Czech architect Ales Javurek has won a competition with his design of a vacation house overlooking Sydney’s Bondi Beach using discarded shipping containers.

The competition was launched by AC-CA (Architectural Competition – Concours d’Architecture) and focused on promoting, inspiring and stimulating creative ideas and innovative projects.

The contest aimed to encourage and reward design excellence at a small scale with competitors asked to create a project that integrates function, structure, details and the spirit of a waterfront home.

The competition’s brief invited participants to research and investigate the different combination possibilities for freight container units to meet the specifications. It sought to generate discussion and ideas about the reuse of freight container modules and to encourage the employment of sustainable design.

container vacation house competition

The ground floor features a large open social area, including living and dining rooms connected to the kitchen.

Metal shipping containers are being used as building modules in architecture more and more in recent years. Since they are easy to stack, they allow for rapid construction at a low cost.

Javurek’s project beat out 306 other entries. His proposal features horizontal wooden slabs supported by slight columns. Between the timber, the shipping containers were used to define living spaces.

The project was located on a sloped site, offering panoramic views of the beach and the sea. The architect’s main goal was to design a contemporary and sustainable vacation house that fit sensitively into the context of the site and suited Sydney’s weather conditions.

“One of my priorities was to keep the existing trees, amount of lawn and slope profile,” he said.

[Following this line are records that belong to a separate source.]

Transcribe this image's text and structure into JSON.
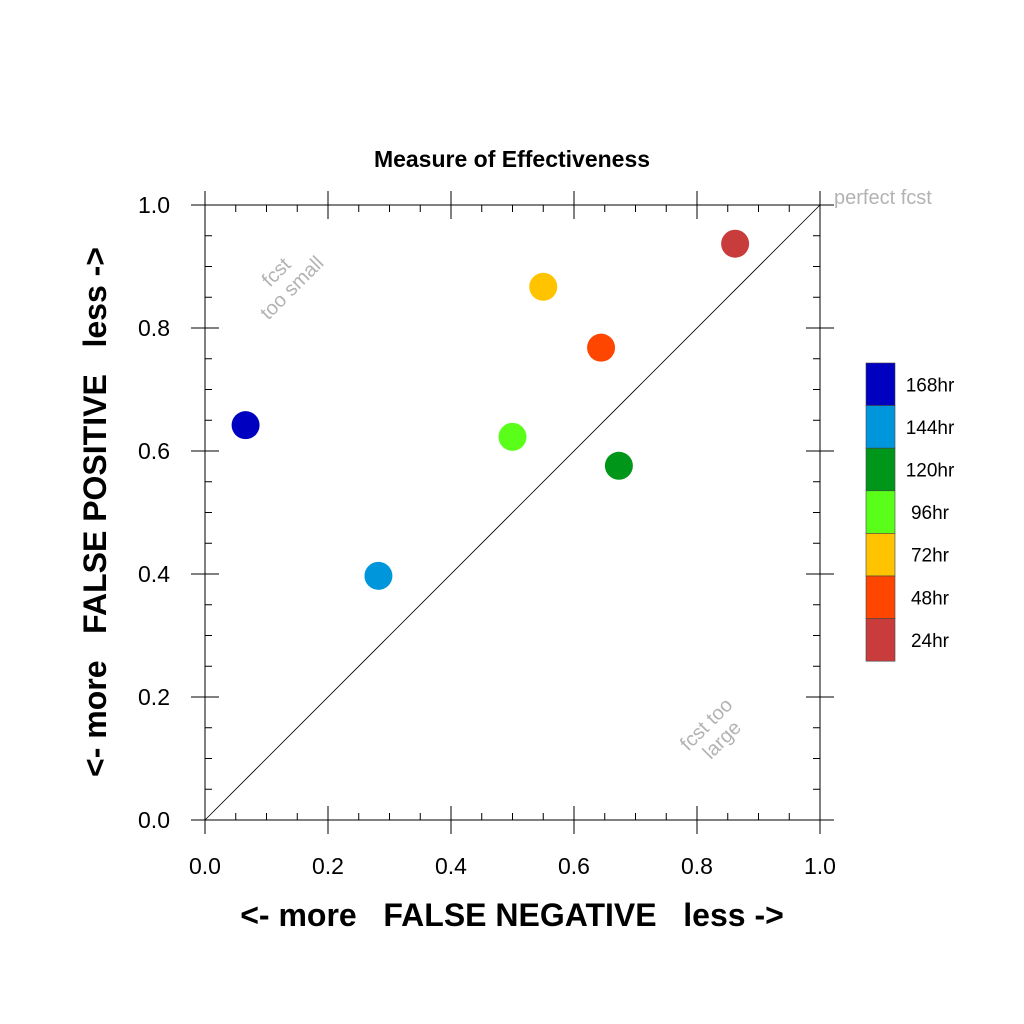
{
  "chart_data": {
    "type": "scatter",
    "title": "Measure of Effectiveness",
    "xlabel": "<- more   FALSE NEGATIVE   less ->",
    "ylabel": "<- more   FALSE POSITIVE   less ->",
    "xlim": [
      0.0,
      1.0
    ],
    "ylim": [
      0.0,
      1.0
    ],
    "xticks": [
      "0.0",
      "0.2",
      "0.4",
      "0.6",
      "0.8",
      "1.0"
    ],
    "yticks": [
      "0.0",
      "0.2",
      "0.4",
      "0.6",
      "0.8",
      "1.0"
    ],
    "grid": false,
    "diagonal_line": true,
    "legend_position": "right",
    "series": [
      {
        "name": "168hr",
        "color": "#0000c0",
        "x": 0.066,
        "y": 0.642
      },
      {
        "name": "144hr",
        "color": "#0096dc",
        "x": 0.282,
        "y": 0.397
      },
      {
        "name": "120hr",
        "color": "#009619",
        "x": 0.673,
        "y": 0.576
      },
      {
        "name": "96hr",
        "color": "#5aff19",
        "x": 0.5,
        "y": 0.623
      },
      {
        "name": "72hr",
        "color": "#ffc300",
        "x": 0.55,
        "y": 0.867
      },
      {
        "name": "48hr",
        "color": "#ff4600",
        "x": 0.644,
        "y": 0.768
      },
      {
        "name": "24hr",
        "color": "#c83c3c",
        "x": 0.862,
        "y": 0.937
      }
    ],
    "annotations": {
      "top_right": "perfect fcst",
      "upper_left_line1": "fcst",
      "upper_left_line2": "too small",
      "lower_right_line1": "fcst too",
      "lower_right_line2": "large"
    }
  }
}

As a result, the parking space was placed high on the slope, separated from the house by existing trees, while the existing green lawn was relocated to the roof to create a private garden.

container vacation house competition

Floor plans by Ales Javurek

The house features 300 square metres of outdoor space and 295 square metres of indoor space, divided into two levels. On the ground floor, there is a large open social area that includes the living and dining room connected to the kitchen, as well as a home office and storage areas. The living area opens out to a terrace next to a swimming pool, offering views of the beach.

The upstairs features a private area that includes the master bedroom with a wardrobe and ensuite bathroom, and three guest-rooms, each with a private bathroom. The private rooms were built out of of the containers and the social/public areas are located in the spaces in between these crates and delineated by glass panels. The rooms all have open views of the surrounding seascape.

According to Javurek, each space was organised according to its function and the home’s layout groups these functions together in a logical way.

“I believe that internal connection between spaces and users’ circulation is absolutely essential. That is why I provided clear, straight connections between platforms with barrier-free entrance and corridors which are orthogonal to the main axis,” he said.

The house was designed to adapt well to the changing climate, making it a year-round vacation home. During the summer, wooden pergolas protect the interior from the sun and solar gain is reduced by the green roof. Simply opening the glass doors allows natural ventilation and provides fresh air.

container vacation house competition

The parking space is atop the slope and separated from the house by existing trees. The swimming pool on the lower level also takes advantage of the slope of the site.

During the cold months, glazed surfaces increase warmth from the sun, with the green roof keeping heat inside, and the internal spaces form a simple glass box which is easy to heat.

“The elegant juxtaposition of shipping containers and horizontal timber planes creates a very simple building that reflects a very positive emotional space and experience,” the competition’s jury said. “The interesting inter-play between the different materials of steel container and wood together with transparencies give this project a positive edge. There is an element of surprise within this project even as it attempts to retain and stay true to the container DNA.”